Williams returned to the hospital in the summer of 2011 facing renewed complications from cancer. He revealed some of the basics of his situation on a Facebook post or two, and was immediately surrounded by a swarm of concern from friends and professional colleagues. On August 23, Williams gave the nod to critic Robert Clough that he would be amenable to receiving support through the purchase of books from Sparkplug. This led to an extended effort by many on-line sources and comics community advocates asking friends of the company and comics consumers generally to consider buying works from the publisher. For many it brought into focus the wealth of Sparkplug's publishing catalog. Williams' friend Jason Leivian of Floating World organized a two-day sale at his Portland store, during which they raised money equivalent to two full New Comics Day's worth of sales for Williams. Leivian also organized a books-and-art auction that drew support ranging from Iron Man writer Matt Fraction to cartoonist/printmaker Jordan Crane.

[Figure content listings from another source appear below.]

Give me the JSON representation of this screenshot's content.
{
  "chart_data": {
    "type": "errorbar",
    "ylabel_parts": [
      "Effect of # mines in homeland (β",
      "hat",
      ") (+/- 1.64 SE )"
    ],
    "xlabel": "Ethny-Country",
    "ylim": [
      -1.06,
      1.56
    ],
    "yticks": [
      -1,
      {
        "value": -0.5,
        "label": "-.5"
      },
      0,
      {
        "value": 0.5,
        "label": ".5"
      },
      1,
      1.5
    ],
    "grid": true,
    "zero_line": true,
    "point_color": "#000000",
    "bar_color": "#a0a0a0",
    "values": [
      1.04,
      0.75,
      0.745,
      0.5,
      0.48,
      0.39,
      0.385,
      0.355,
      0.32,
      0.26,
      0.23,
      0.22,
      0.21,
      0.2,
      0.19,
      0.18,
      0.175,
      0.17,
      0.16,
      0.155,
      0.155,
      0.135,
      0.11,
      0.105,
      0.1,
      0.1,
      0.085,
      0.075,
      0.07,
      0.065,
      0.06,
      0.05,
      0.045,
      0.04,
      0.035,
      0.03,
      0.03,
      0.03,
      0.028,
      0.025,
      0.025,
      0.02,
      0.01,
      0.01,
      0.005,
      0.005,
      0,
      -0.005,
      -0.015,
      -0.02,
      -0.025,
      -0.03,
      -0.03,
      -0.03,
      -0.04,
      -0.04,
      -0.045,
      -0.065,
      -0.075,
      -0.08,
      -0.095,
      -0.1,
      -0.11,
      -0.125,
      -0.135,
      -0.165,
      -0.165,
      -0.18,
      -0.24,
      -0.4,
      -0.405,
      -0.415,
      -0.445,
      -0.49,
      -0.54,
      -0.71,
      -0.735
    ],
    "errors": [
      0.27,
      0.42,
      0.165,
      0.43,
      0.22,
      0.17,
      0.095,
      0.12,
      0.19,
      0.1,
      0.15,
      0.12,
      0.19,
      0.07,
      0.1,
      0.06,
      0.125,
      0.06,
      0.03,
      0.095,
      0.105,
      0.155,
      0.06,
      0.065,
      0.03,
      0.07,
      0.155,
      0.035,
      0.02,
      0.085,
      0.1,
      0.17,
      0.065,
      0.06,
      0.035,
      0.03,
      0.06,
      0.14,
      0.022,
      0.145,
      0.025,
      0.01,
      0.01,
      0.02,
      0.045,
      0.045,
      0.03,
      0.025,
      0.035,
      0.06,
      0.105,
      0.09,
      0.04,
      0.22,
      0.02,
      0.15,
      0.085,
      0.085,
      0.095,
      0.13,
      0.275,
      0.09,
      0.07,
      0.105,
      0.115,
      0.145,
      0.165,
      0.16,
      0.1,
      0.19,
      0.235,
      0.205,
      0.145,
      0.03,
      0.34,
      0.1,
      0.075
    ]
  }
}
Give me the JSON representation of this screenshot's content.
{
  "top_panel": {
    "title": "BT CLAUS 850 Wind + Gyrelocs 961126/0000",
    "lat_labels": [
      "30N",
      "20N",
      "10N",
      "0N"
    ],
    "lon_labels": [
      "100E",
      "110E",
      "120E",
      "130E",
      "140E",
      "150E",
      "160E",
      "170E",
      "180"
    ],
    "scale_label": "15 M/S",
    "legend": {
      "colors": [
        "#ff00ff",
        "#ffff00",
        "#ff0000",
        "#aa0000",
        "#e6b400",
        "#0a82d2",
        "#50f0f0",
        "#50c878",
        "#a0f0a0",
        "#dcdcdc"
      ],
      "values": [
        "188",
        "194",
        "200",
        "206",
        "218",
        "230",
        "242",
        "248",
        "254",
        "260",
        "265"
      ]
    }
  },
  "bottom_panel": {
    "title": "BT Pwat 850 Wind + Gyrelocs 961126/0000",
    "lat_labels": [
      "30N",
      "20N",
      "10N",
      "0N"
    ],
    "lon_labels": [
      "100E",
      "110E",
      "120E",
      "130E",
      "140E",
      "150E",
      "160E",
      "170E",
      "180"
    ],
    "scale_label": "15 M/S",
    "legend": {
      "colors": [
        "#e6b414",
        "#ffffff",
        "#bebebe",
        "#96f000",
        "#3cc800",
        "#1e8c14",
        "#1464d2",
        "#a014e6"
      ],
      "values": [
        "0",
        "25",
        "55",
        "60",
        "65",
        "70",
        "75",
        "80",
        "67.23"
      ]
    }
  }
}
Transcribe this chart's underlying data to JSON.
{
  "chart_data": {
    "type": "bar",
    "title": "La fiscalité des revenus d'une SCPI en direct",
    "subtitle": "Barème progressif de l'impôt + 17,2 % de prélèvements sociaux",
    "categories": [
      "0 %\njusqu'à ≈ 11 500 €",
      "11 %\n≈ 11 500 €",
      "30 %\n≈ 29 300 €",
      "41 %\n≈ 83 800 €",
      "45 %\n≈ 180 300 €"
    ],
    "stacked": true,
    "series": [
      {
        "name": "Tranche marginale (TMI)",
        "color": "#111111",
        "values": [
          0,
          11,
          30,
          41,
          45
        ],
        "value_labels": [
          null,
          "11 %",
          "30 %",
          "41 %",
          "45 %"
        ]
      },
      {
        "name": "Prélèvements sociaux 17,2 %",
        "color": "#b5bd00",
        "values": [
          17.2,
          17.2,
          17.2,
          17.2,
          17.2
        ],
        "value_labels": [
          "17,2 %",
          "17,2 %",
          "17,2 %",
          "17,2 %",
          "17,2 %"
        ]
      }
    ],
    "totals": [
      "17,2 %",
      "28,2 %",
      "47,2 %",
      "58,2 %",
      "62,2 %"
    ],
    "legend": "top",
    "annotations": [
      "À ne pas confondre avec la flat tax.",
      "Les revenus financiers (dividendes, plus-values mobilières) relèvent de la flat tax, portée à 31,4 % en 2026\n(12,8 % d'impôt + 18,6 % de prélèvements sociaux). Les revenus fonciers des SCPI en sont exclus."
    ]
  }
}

Williams was apparently in relatively good health and seemed to many on the road to recovery when the Small Press Expo began the weekend of September 10. Friends Tom Neely and JT Dockery were manning the Sparkplug Comic Books table in Williams' place, in part in order to raise additional monies for the publisher. Word of Williams' passing hit the show in the second half of the Expo's first day, recasting the event, attended as always by a significant number of Williams' friends, fans and affiliated cartoonists, in a melancholic light. Most of the week of September 11 in the small press and independent comics communities was given over to on-line tributes to the publisher and cartoonist, many extolling his considerate nature, intellectual curiosity and virtues as a friend.

Landry Walker related the following story to CR. "When I was 20 years old I jumped on a stone wall out by the ocean and almost fell. Dylan grabbed me by the back of my jacket and saved me from what would have been a very bad fall. He wasn't the kind of guy who would even accept thanks for something like that. He seemed both embarrassed and respectfully amused by gratitude. I don't think he usually felt it was necessary. All he expected from people was to be listened to and treated with respect. You gave him that you had his absolute dedication."

Dylan Williams was laid to rest on Thursday, September 15, in Portland's Riverview Cemetery, attended to and remembered with abiding fondness by the community of people in which he was a valued, trusted member. Williams is survived by his wife, a father, a mother, and hundreds of cartoonists for whom he'll long remain a guiding light and beloved figure.


My deepest thanks to Williams' friends and peers for taking time to answer questions during a very difficult week. Any correction as to factual information in the above would be greatly appreciated and more material may be added as new information on Williams' life comes to light.